Late Ch’ien Lung period. Height 18 inches.
In the commoner types of Ch’ien Lung blue and white, the blue is usually of a dullish indigo tint, wanting in life and fire. There is, in fact, none of the character of the K’ang Hsi ware; the broad washes, the clear trembling sapphire, and the subtle harmony existing between the glaze and blue, are all missing. Moreover, the decoration, with its careful brushwork and neat finish, has none of the freedom and breadth of the older types. On the whole, it is small wonder that the collector finds little to arouse enthusiasm in the blue and white of this period, if we except the steatitic[450] or “soft pastes,” which are eagerly acquired.
Underglaze red painting, and the same in combination with blue or with high-fired glazes and coloured slips, celadon, white, golden brown, olive brown and coffee brown, were perpetuated from the previous reigns; and underglaze blue designs are found accompanied by yellow or coral red enamel grounds in old Ming style, and even by famille rose painting.
Decoration in transparent glazes of three colours—green, yellow and aubergine—applied direct to the biscuit is not common on Ch’ien Lung porcelain, but when used it displays the characteristic neatness and finish of the period. I suspect that many of the trim rice bowls with neatly everted mouth rim and dragon designs etched in outline and filled in with aubergine in a green ground, yellow in an aubergine, or the other combinations of the three colours, belong to this reign, in spite of the K’ang Hsi mark under the base. At any rate, the body, glaze and form can be exactly paralleled in other bowls which have a Ch’ien Lung mark.
This criticism applies equally to a striking group of porcelain of which Fig. 3 of Plate [124] is an example. It consists of bowls and dishes, so much alike in decoration that one might suppose all existing examples to be parts of some large service. The body is delicately engraved with five-clawed dragons pursuing pearls, and somewhat inconsequently over these are painted large and boldly designed flowering sprays (rose, peony, etc.) or fruiting pomegranate branches with black outlines filled in with fine, transparent aubergine, full yellow and green in light and dark shades. The remaining ground space is coated with the thin greenish wash which does duty for white in this colour scheme, but in these particular pieces it is unusually lustrous and iridescent. In fact, on the back of a dish in the British Museum it has developed patches of golden lustre of quite a metallic appearance and similar to those noted on the sulphur yellow monochrome described on p. [239]. This lustrous appearance, however, is probably no more than an exaggerated iridescence, for there is no reason to suppose that the Chinese ever used metallic lustre of the Persian or European kind.[451] This group of porcelain always bears the K’ang Hsi mark, but a comparison with the bowls of later date, both in material and in the general finish of the ware and the style of the colouring, irresistibly argues a later period of manufacture, unless, indeed, we admit that the Imperial bowls of the late K’ang Hsi and the Ch’ien Lung periods are not to be differentiated. The finish of these wares, in fact, compares more closely with that of the finer Tao Kuang bowls than with the recognised types of K’ang Hsi porcelain.

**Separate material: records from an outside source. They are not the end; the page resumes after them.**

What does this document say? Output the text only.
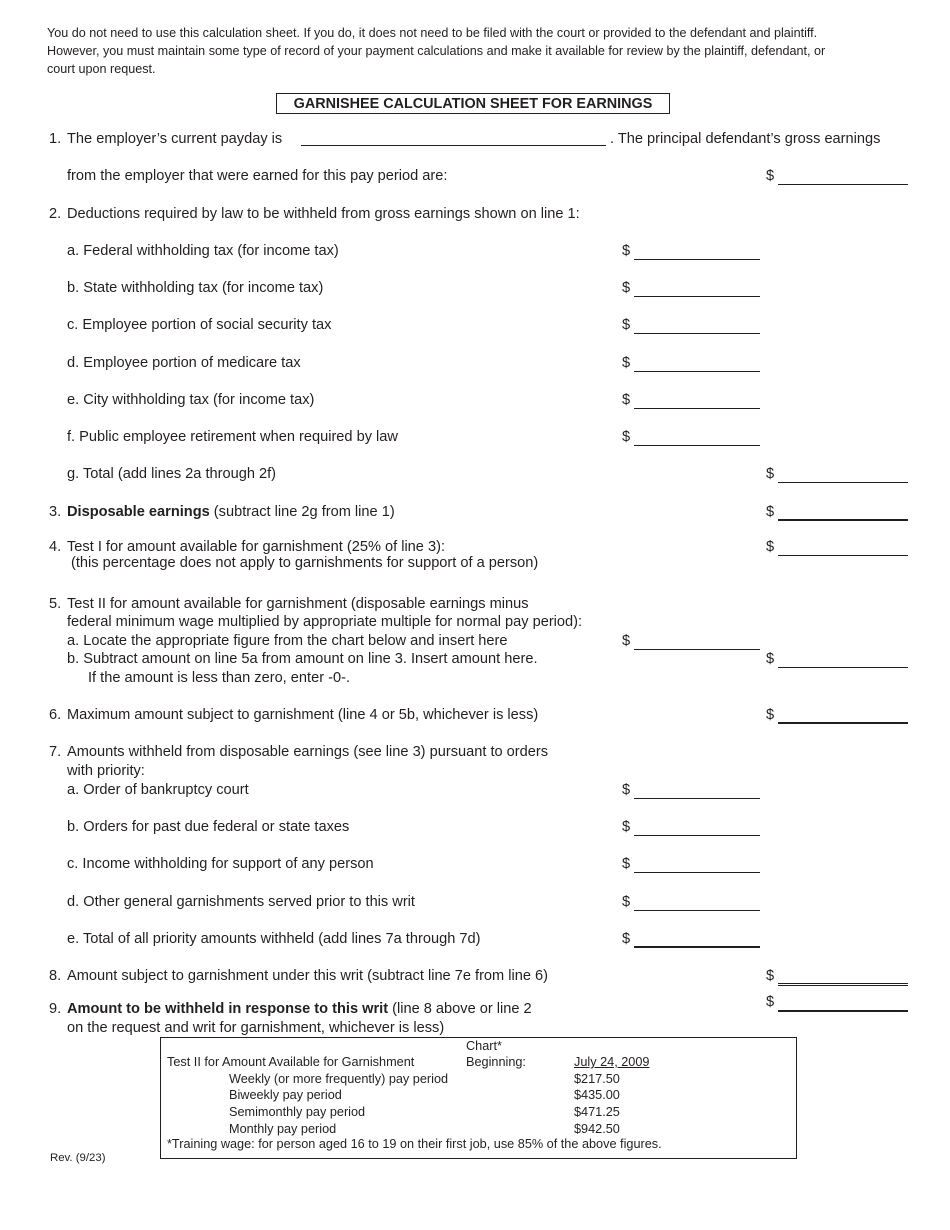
You do not need to use this calculation sheet. If you do, it does not need to be filed with the court or provided to the defendant and plaintiff.
However, you must maintain some type of record of your payment calculations and make it available for review by the plaintiff, defendant, or
court upon request.
GARNISHEE CALCULATION SHEET FOR EARNINGS
1. The employer’s current payday is	. The principal defendant’s gross earnings
from the employer that were earned for this pay period are:	$
2. Deductions required by law to be withheld from gross earnings shown on line 1:
a. Federal withholding tax (for income tax)	$
b. State withholding tax (for income tax)	$
c. Employee portion of social security tax	$
d. Employee portion of medicare tax	$
e. City withholding tax (for income tax)	$
f. Public employee retirement when required by law	$
g. Total (add lines 2a through 2f)	$
3. Disposable earnings (subtract line 2g from line 1)	$
4. Test I for amount available for garnishment (25% of line 3):
(this percentage does not apply to garnishments for support of a person)
$
5. Test II for amount available for garnishment (disposable earnings minus
federal minimum wage multiplied by appropriate multiple for normal pay period):
a. Locate the appropriate figure from the chart below and insert here	$
b. Subtract amount on line 5a from amount on line 3. Insert amount here.	$
If the amount is less than zero, enter -0-.
6. Maximum amount subject to garnishment (line 4 or 5b, whichever is less)	$
7. Amounts withheld from disposable earnings (see line 3) pursuant to orders
with priority:
a. Order of bankruptcy court	$
b. Orders for past due federal or state taxes	$
c. Income withholding for support of any person	$
d. Other general garnishments served prior to this writ	$
e. Total of all priority amounts withheld (add lines 7a through 7d)	$
8. Amount subject to garnishment under this writ (subtract line 7e from line 6)	$
9. Amount to be withheld in response to this writ (line 8 above or line 2
on the request and writ for garnishment, whichever is less)
$
Chart*
Test II for Amount Available for Garnishment	Beginning:	July 24, 2009
Weekly (or more frequently) pay period	$217.50
Biweekly pay period	$435.00
Semimonthly pay period	$471.25
Monthly pay period	$942.50
*Training wage: for person aged 16 to 19 on their first job, use 85% of the above figures.
Rev. (9/23)
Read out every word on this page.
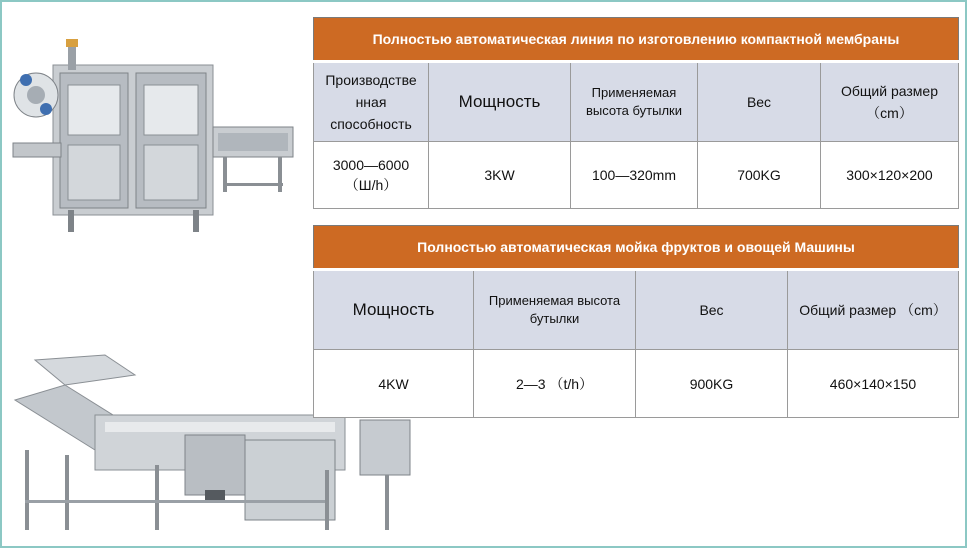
Полностью автоматическая линия по изготовлению компактной мембраны				
Производстве нная способность	Мощность	Применяемая высота бутылки	Вес	Общий размер （cm）
3000—6000 （Ш/h）	3KW	100—320mm	700KG	300×120×200
Полностью автоматическая мойка фруктов и овощей Машины			
Мощность	Применяемая высота бутылки	Вес	Общий размер （cm）
4KW	2—3 （t/h）	900KG	460×140×150
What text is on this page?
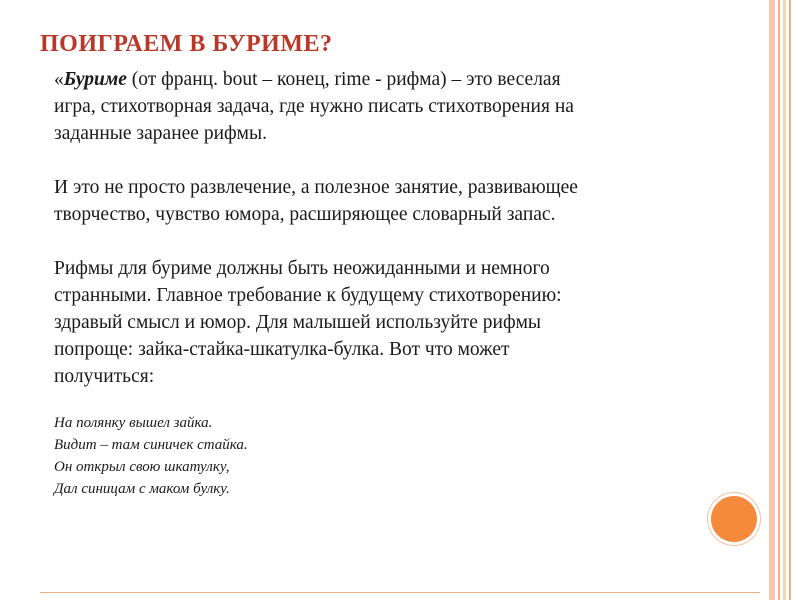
ПОИГРАЕМ В БУРИМЕ?

«Буриме (от франц. bout – конец, rime - рифма) – это веселая
игра, стихотворная задача, где нужно писать стихотворения на
заданные заранее рифмы.

И это не просто развлечение, а полезное занятие, развивающее
творчество, чувство юмора, расширяющее словарный запас.

Рифмы для буриме должны быть неожиданными и немного
странными. Главное требование к будущему стихотворению:
здравый смысл и юмор. Для малышей используйте рифмы
попроще: зайка-стайка-шкатулка-булка. Вот что может
получиться:

На полянку вышел зайка.
Видит – там синичек стайка.
Он открыл свою шкатулку,
Дал синицам с маком булку.
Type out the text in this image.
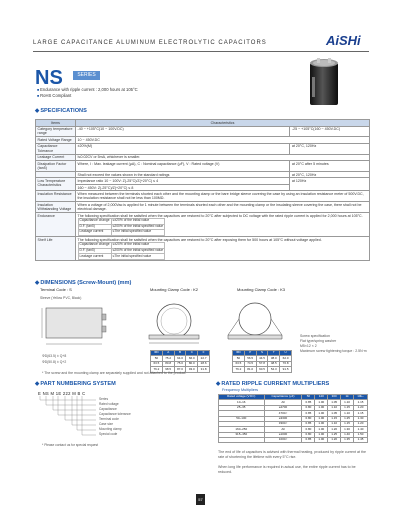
LARGE CAPACITANCE ALUMINUM ELECTROLYTIC CAPACITORS	AiSHi
NS	SERIES
■ Endurance with ripple current : 2,000 hours at 105°C
■ RoHS Compliant
◆ SPECIFICATIONS
Items	Characteristics
Category temperature range	-40 ~ +105°C(10 ~ 100V.DC)	-25 ~ +105°C(160 ~ 450V.DC)
Rated Voltage Range	10 ~ 450V.DC
Capacitance Tolerance	±20%(M)	at 20°C, 120Hz
Leakage Current	I≤0.02CV or 5mA, whichever is smaller.
Dissipation Factor (tanδ)	Where, I : Max. leakage current (μA), C : Nominal capacitance (μF), V : Rated voltage (V)	at 20°C after 5 minutes
	Shall not exceed the values shown in the standard ratings	at 20°C, 120Hz
Low Temperature Characteristics	Impedance ratio 10 ~ 100V: Z(-25°C)/Z(+20°C) ≤ 4	at 120Hz
160 ~ 450V: Z(-25°C)/Z(+20°C) ≤ 8
Insulation Resistance	When measured between the terminals shorted each other and the mounting clamp or the bare bridge sleeve covering the case by using an insulation resistance meter of 500V.DC, the insulation resistance shall not be less than 100MΩ.
Insulation Withstanding Voltage	When a voltage of 2,000Vac is applied for 1 minute between the terminals shorted each other and the mounting clamp or the insulating sleeve covering the case, there shall not be electrical damage.
Endurance	The following specification shall be satisfied when the capacitors are restored to 20°C after subjected to DC voltage with the rated ripple current is applied for 2,000 hours at 105°C.
Capacitance change	≤±20% of the initial value
D.F. (tanδ)	≤200% of the initial specified value
Leakage current	≤The initial specified value

Shelf Life	The following specification shall be satisfied when the capacitors are restored to 20°C after exposing them for 500 hours at 105°C without voltage applied.
Capacitance change	≤±20% of the initial value
D.F. (tanδ)	≤200% of the initial specified value
Leakage current	≤The initial specified value
◆ DIMENSIONS (Screw-Mount) (mm)
Terminal Code : S	Mounting Clamp Code : K2	Mounting Clamp Code : K3
Sleeve (Yellow PVC, Black)
Screw specification
Flat type/spring washer
M5×12 × 2
Maximum screw tightening torque : 2.5N·m
ΦD(63.5) ± Q+8
ΦD(50.8) ± Q+2
ΦD	A	B	C	F
50	75.2	64.0	66.0	22.7
63.5	80.8	75.0	80.0	28.6
76.2	98.5	87.0	93.0	31.8
ΦD	P	S	T	U
50	56.5	44.5	38.0	62.0
63.5	74.5	57.8	48.5	76.8
76.2	81.0	60.5	54.3	91.5
* The screw and the mounting clamp are separately supplied and not attached to the product.
◆ PART NUMBERING SYSTEM
E NS M 1E 222 M B C
Series
Rated voltage
Capacitance
Capacitance tolerance
Terminal code
Case size
Mounting clamp
Special code
* Please contact us for special request
◆ RATED RIPPLE CURRENT MULTIPLIERS
Frequency Multipliers
Rated voltage (V.DC)	Capacitance (μF)	50	120	300	1k	10k~
10~16	All	0.85	1.00	1.05	1.10	1.15
25~35	≤4700	0.80	1.00	1.10	1.15	1.20
	4700<	0.85	1.00	1.05	1.10	1.15
50~100	≤3300	0.80	1.00	1.15	1.25	1.30
	3300<	0.85	1.00	1.10	1.15	1.20
160~250	All	0.80	1.00	1.20	1.30	1.40
315~450	≤1000	0.80	1.00	1.25	1.40	1.50
	1000<	0.85	1.00	1.20	1.35	1.45
The end of life of capacitors is advised with thermal heating, produced by ripple current at the rate of shortening the lifetime with every 5°C rise.
When long life performance is required in actual use, the entire ripple current has to be reduced.
57
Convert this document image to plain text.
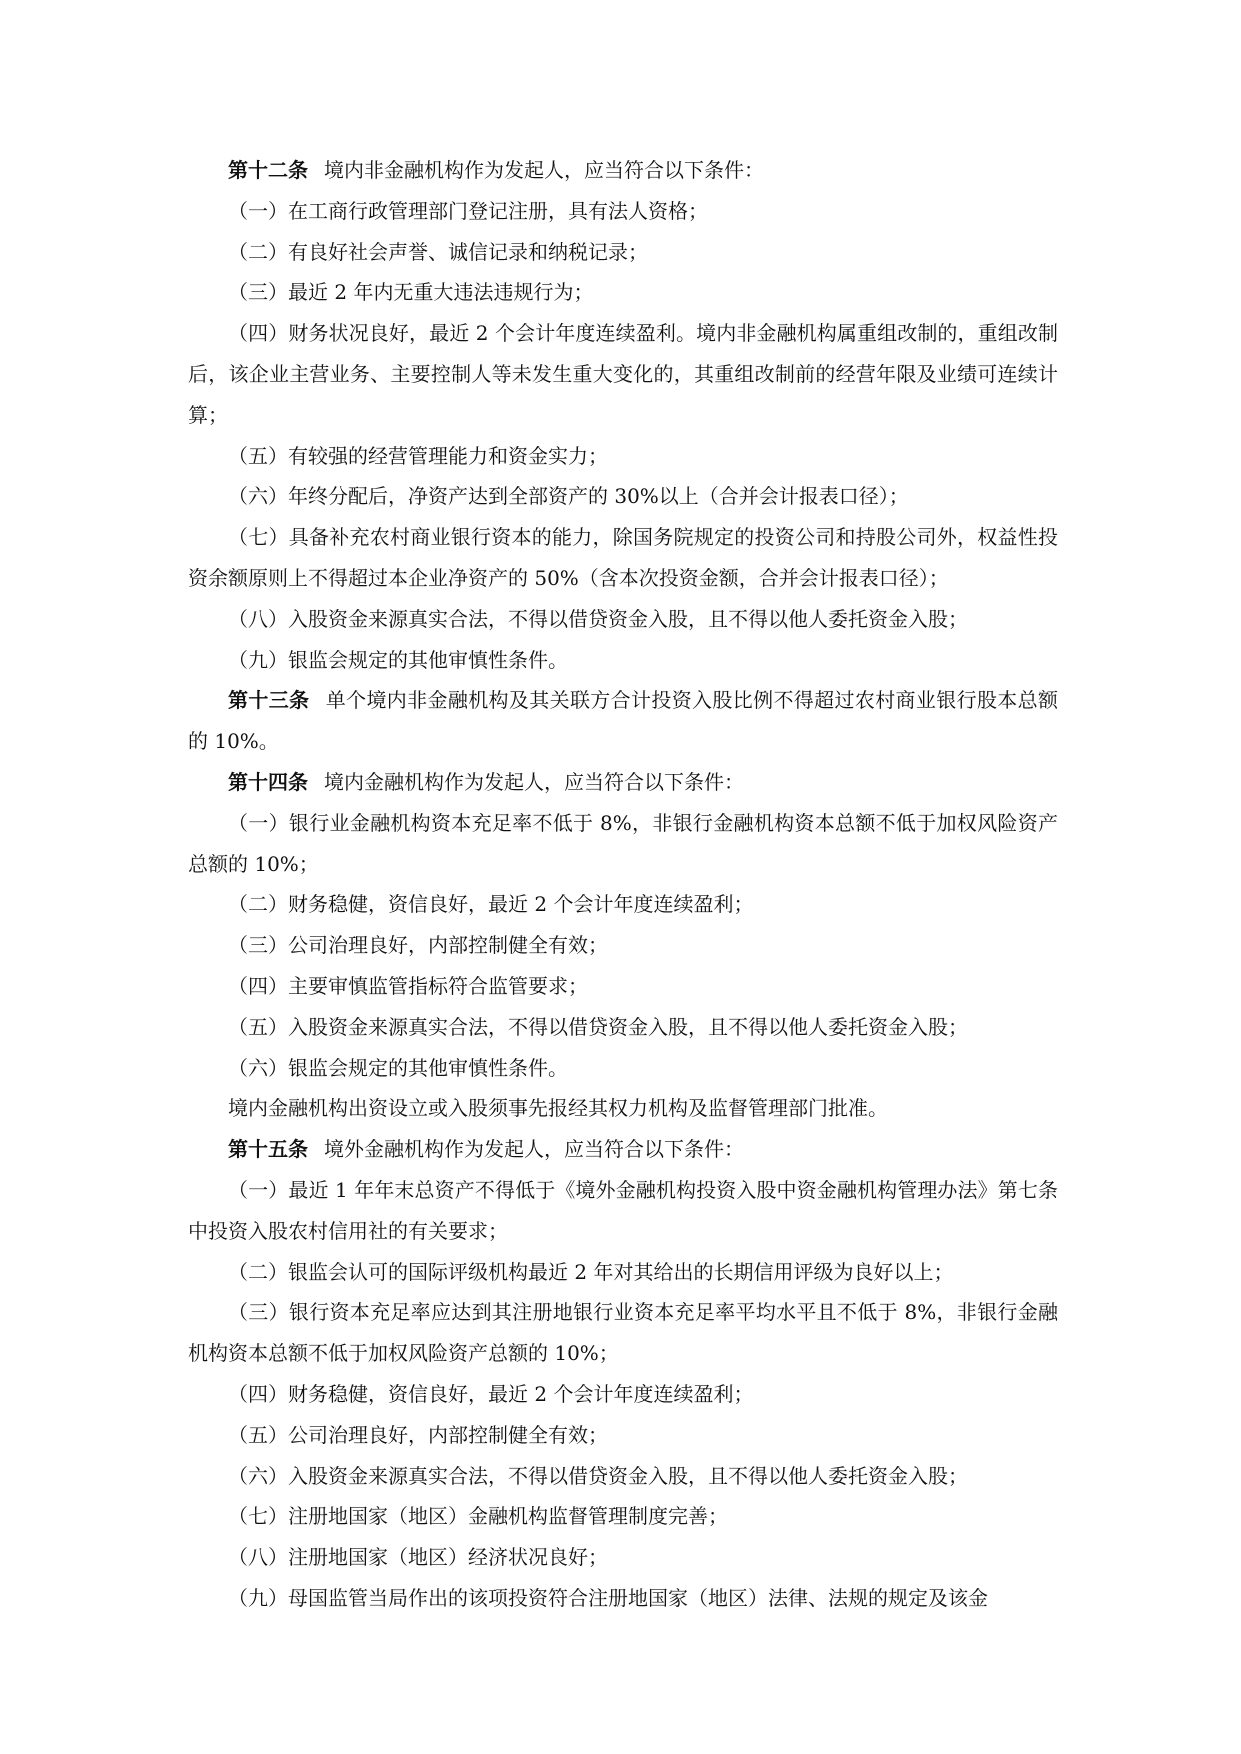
第十二条 境内非金融机构作为发起人，应当符合以下条件：

（一）在工商行政管理部门登记注册，具有法人资格；

（二）有良好社会声誉、诚信记录和纳税记录；

（三）最近 2 年内无重大违法违规行为；

（四）财务状况良好，最近 2 个会计年度连续盈利。境内非金融机构属重组改制的，重组改制后，该企业主营业务、主要控制人等未发生重大变化的，其重组改制前的经营年限及业绩可连续计算；

（五）有较强的经营管理能力和资金实力；

（六）年终分配后，净资产达到全部资产的 30%以上（合并会计报表口径）；

（七）具备补充农村商业银行资本的能力，除国务院规定的投资公司和持股公司外，权益性投资余额原则上不得超过本企业净资产的 50%（含本次投资金额，合并会计报表口径）；

（八）入股资金来源真实合法，不得以借贷资金入股，且不得以他人委托资金入股；

（九）银监会规定的其他审慎性条件。

第十三条 单个境内非金融机构及其关联方合计投资入股比例不得超过农村商业银行股本总额的 10%。

第十四条 境内金融机构作为发起人，应当符合以下条件：

（一）银行业金融机构资本充足率不低于 8%，非银行金融机构资本总额不低于加权风险资产总额的 10%；

（二）财务稳健，资信良好，最近 2 个会计年度连续盈利；

（三）公司治理良好，内部控制健全有效；

（四）主要审慎监管指标符合监管要求；

（五）入股资金来源真实合法，不得以借贷资金入股，且不得以他人委托资金入股；

（六）银监会规定的其他审慎性条件。

境内金融机构出资设立或入股须事先报经其权力机构及监督管理部门批准。

第十五条 境外金融机构作为发起人，应当符合以下条件：

（一）最近 1 年年末总资产不得低于《境外金融机构投资入股中资金融机构管理办法》第七条中投资入股农村信用社的有关要求；

（二）银监会认可的国际评级机构最近 2 年对其给出的长期信用评级为良好以上；

（三）银行资本充足率应达到其注册地银行业资本充足率平均水平且不低于 8%，非银行金融机构资本总额不低于加权风险资产总额的 10%；

（四）财务稳健，资信良好，最近 2 个会计年度连续盈利；

（五）公司治理良好，内部控制健全有效；

（六）入股资金来源真实合法，不得以借贷资金入股，且不得以他人委托资金入股；

（七）注册地国家（地区）金融机构监督管理制度完善；

（八）注册地国家（地区）经济状况良好；

（九）母国监管当局作出的该项投资符合注册地国家（地区）法律、法规的规定及该金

Another kind of on-biscuit decoration of the Ch’ien Lung—and perhaps the Yung Chêng—period is best described from a concrete example, viz., Fig. 2 of Plate [124], a pear-shaped bottle in the British Museum with sides moulded in shallow lobes, an overlapping frill or collar with scalloped outline on the neck, and above this two handles in shape of elephants’ heads. The ground colour is a deep brownish yellow relieved by borders of stiff leaves with incised outline filled in with smooth emerald green; and the collar and handles are white with cloud scroll borders of pale aubergine edged with blue. The general colouring, as well as the form of this vase, is closely paralleled in fine pottery of the same period.
It may be added that famille rose enamels are sometimes used in on-biscuit polychrome decoration, but the effect is not specially pleasing. Some of the opaque colours serving as monochromes are also applied in this way, but here the absence of a white glaze beneath is scarcely noticeable, owing to the thickness and opacity of the enamels.
But all the other forms of polychrome decoration at this period must yield (numerically, at any rate) to the on-glaze painting in famille rose enamels, or, as the Chinese have named them, “foreign colours.” The nature of these has been fully discussed, but there is no doubt that their application was widely extended in the Ch’ien Lung period, and one point of difference, at least, is observable in their technique, viz. the mixing of the tints in the actual design so as to produce the European effect of shading. By this means the graded tints in the petals of a flower, and the stratified surface of rocks and mountains, are suggestively rendered.
It would be impossible to enumerate the endless varieties of design employed in this large group. Contrasting the decoration of his own time with that of the Ming porcelain, the author of the T’ao shuo,[452] which was published in 1774, says: “Porcelain painted in colours excelled in the Ming dynasty, the majority of the patterns being derived from embroidery and brocaded satins, three or four only out of each ten being from nature and copies of antiques. In modern porcelain, out of ten designs you will get four of foreign colouring, three taken from nature, two copies of antiques, one from embroidery or satin brocade.”